Reabriremos nuestras maletas y nos reiremos juntos, acariciando viejas remembranzas como se acarician en la soledad las fotografías más preciadas. Y llenaremos el baúl, una vez más, de nuevas razones para recordar y proseguir así nuestro viaje, acarreando este equipaje común.

Aunque ya he desistido de mi ilusión, y sé que repetir aquellos encuentros resultará casi imposible a estas alturas, me gusta fantasear con ese momento y recrearlo en mi mente, por si algún día ocurre.

Quiero relatar exactamente aquellos hechos que empezaron a componer mi existencia. Una vida en la que, como en un libro caído al azar, el viento pasó las páginas delicadamente, descubriendo sentimientos en carne viva para dejarlos secar a la intemperie de forma lenta y sutil.

La vida es igual que una novela. Unos disfrutan de la lectura en cada frase: subrayan palabras y expresiones que usarán luego, disfrutando de cada línea, de cada letra, llorando un poco, incluso cuando termina algún que otro capítulo.

Otros, en cambio, pasan rápido las páginas para llegar antes al final, aunque luego les decepcione.

Lo que sucede es que no han asimilado el contenido de ninguna de sus frases.
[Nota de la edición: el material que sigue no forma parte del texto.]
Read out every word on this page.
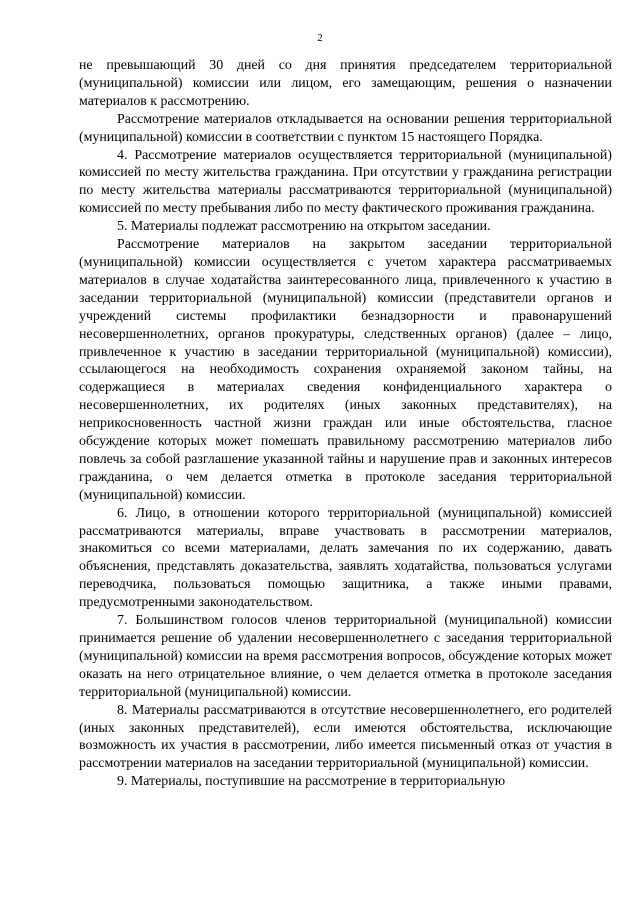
2

не превышающий 30 дней со дня принятия председателем территориальной (муниципальной) комиссии или лицом, его замещающим, решения о назначении материалов к рассмотрению.

Рассмотрение материалов откладывается на основании решения территориальной (муниципальной) комиссии в соответствии с пунктом 15 настоящего Порядка.

4. Рассмотрение материалов осуществляется территориальной (муниципальной) комиссией по месту жительства гражданина. При отсутствии у гражданина регистрации по месту жительства материалы рассматриваются территориальной (муниципальной) комиссией по месту пребывания либо по месту фактического проживания гражданина.

5. Материалы подлежат рассмотрению на открытом заседании.

Рассмотрение материалов на закрытом заседании территориальной (муниципальной) комиссии осуществляется с учетом характера рассматриваемых материалов в случае ходатайства заинтересованного лица, привлеченного к участию в заседании территориальной (муниципальной) комиссии (представители органов и учреждений системы профилактики безнадзорности и правонарушений несовершеннолетних, органов прокуратуры, следственных органов) (далее – лицо, привлеченное к участию в заседании территориальной (муниципальной) комиссии), ссылающегося на необходимость сохранения охраняемой законом тайны, на содержащиеся в материалах сведения конфиденциального характера о несовершеннолетних, их родителях (иных законных представителях), на неприкосновенность частной жизни граждан или иные обстоятельства, гласное обсуждение которых может помешать правильному рассмотрению материалов либо повлечь за собой разглашение указанной тайны и нарушение прав и законных интересов гражданина, о чем делается отметка в протоколе заседания территориальной (муниципальной) комиссии.

6. Лицо, в отношении которого территориальной (муниципальной) комиссией рассматриваются материалы, вправе участвовать в рассмотрении материалов, знакомиться со всеми материалами, делать замечания по их содержанию, давать объяснения, представлять доказательства, заявлять ходатайства, пользоваться услугами переводчика, пользоваться помощью защитника, а также иными правами, предусмотренными законодательством.

7. Большинством голосов членов территориальной (муниципальной) комиссии принимается решение об удалении несовершеннолетнего с заседания территориальной (муниципальной) комиссии на время рассмотрения вопросов, обсуждение которых может оказать на него отрицательное влияние, о чем делается отметка в протоколе заседания территориальной (муниципальной) комиссии.

8. Материалы рассматриваются в отсутствие несовершеннолетнего, его родителей (иных законных представителей), если имеются обстоятельства, исключающие возможность их участия в рассмотрении, либо имеется письменный отказ от участия в рассмотрении материалов на заседании территориальной (муниципальной) комиссии.

9. Материалы, поступившие на рассмотрение в территориальную
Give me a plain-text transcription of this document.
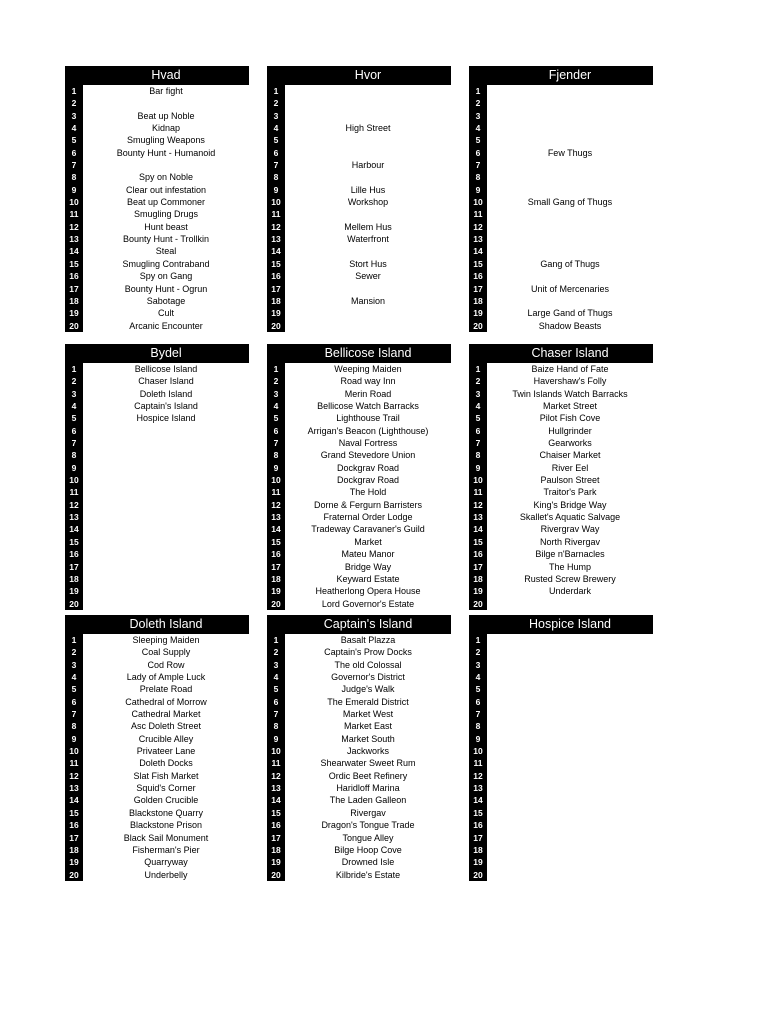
Hvad
1	Bar fight
2
3	Beat up Noble
4	Kidnap
5	Smugling Weapons
6	Bounty Hunt - Humanoid
7
8	Spy on Noble
9	Clear out infestation
10	Beat up Commoner
11	Smugling Drugs
12	Hunt beast
13	Bounty Hunt - Trollkin
14	Steal
15	Smugling Contraband
16	Spy on Gang
17	Bounty Hunt - Ogrun
18	Sabotage
19	Cult
20	Arcanic Encounter
Hvor
1
2
3
4	High Street
5
6
7	Harbour
8
9	Lille Hus
10	Workshop
11
12	Mellem Hus
13	Waterfront
14
15	Stort Hus
16	Sewer
17
18	Mansion
19
20
Fjender
1
2
3
4
5
6	Few Thugs
7
8
9
10	Small Gang of Thugs
11
12
13
14
15	Gang of Thugs
16
17	Unit of Mercenaries
18
19	Large Gand of Thugs
20	Shadow Beasts
Bydel
1	Bellicose Island
2	Chaser Island
3	Doleth Island
4	Captain's Island
5	Hospice Island
6
7
8
9
10
11
12
13
14
15
16
17
18
19
20
Bellicose Island
1	Weeping Maiden
2	Road way Inn
3	Merin Road
4	Bellicose Watch Barracks
5	Lighthouse Trail
6	Arrigan's Beacon (Lighthouse)
7	Naval Fortress
8	Grand Stevedore Union
9	Dockgrav Road
10	Dockgrav Road
11	The Hold
12	Dorne & Fergurn Barristers
13	Fraternal Order Lodge
14	Tradeway Caravaner's Guild
15	Market
16	Mateu Manor
17	Bridge Way
18	Keyward Estate
19	Heatherlong Opera House
20	Lord Governor's Estate
Chaser Island
1	Baize Hand of Fate
2	Havershaw's Folly
3	Twin Islands Watch Barracks
4	Market Street
5	Pilot Fish Cove
6	Hullgrinder
7	Gearworks
8	Chaiser Market
9	River Eel
10	Paulson Street
11	Traitor's Park
12	King's Bridge Way
13	Skallet's Aquatic Salvage
14	Rivergrav Way
15	North Rivergav
16	Bilge n'Barnacles
17	The Hump
18	Rusted Screw Brewery
19	Underdark
20
Doleth Island
1	Sleeping Maiden
2	Coal Supply
3	Cod Row
4	Lady of Ample Luck
5	Prelate Road
6	Cathedral of Morrow
7	Cathedral Market
8	Asc Doleth Street
9	Crucible Alley
10	Privateer Lane
11	Doleth Docks
12	Slat Fish Market
13	Squid's Corner
14	Golden Crucible
15	Blackstone Quarry
16	Blackstone Prison
17	Black Sail Monument
18	Fisherman's Pier
19	Quarryway
20	Underbelly
Captain's Island
1	Basalt Plazza
2	Captain's Prow Docks
3	The old Colossal
4	Governor's District
5	Judge's Walk
6	The Emerald District
7	Market West
8	Market East
9	Market South
10	Jackworks
11	Shearwater Sweet Rum
12	Ordic Beet Refinery
13	Haridloff Marina
14	The Laden Galleon
15	Rivergav
16	Dragon's Tongue Trade
17	Tongue Alley
18	Bilge Hoop Cove
19	Drowned Isle
20	Kilbride's Estate
Hospice Island
1
2
3
4
5
6
7
8
9
10
11
12
13
14
15
16
17
18
19
20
Han leído su vida, han pasado las páginas de su existencia, sin amar. Y quien no ama no recuerda. No puede recapitular, por mucho que quiera, con tanta intensidad como los que sí se entregaron a sentimientos nuevos o a sufrimientos que, aunque duelan, nunca son tan punzantes como el miedo a sufrir, ese pavor destructivo que nos acobarda y paraliza.

Los equipajes de los que no supieron amar —o no pudieron, que también los hay— están poblados por miles de voces que, como las maletas baratas, pesan más que su contenido. Vuelan hinchados por promesas vacías que se lanzaron a la incertidumbre, sin saber muy bien qué proyectaban. Arrastran esperanzas infértiles que se confunden y se integran entre sí, desembocando en un único sonido, cada vez más débil e imperceptible a la memoria humana. Sus recuerdos terminan diluyéndose en el silencio, en ese tormento que es el silencio cuando está compuesto por ecos vacíos, inhabitado por las voces de amantes que no se quisieron jamás.

Ese tipo de viajeros, los que arrastran maletas desocupadas y recuerdos huecos, no podrán recordar. Porque nunca amaron.

Pero este equipaje, el que escribo en estas páginas mientras abro baúles y despliego vivencias, va lleno de amor, lleno de un amor que es mío. Así podré recordarlo siempre. Me pertenece. Nadie sabe cuánto.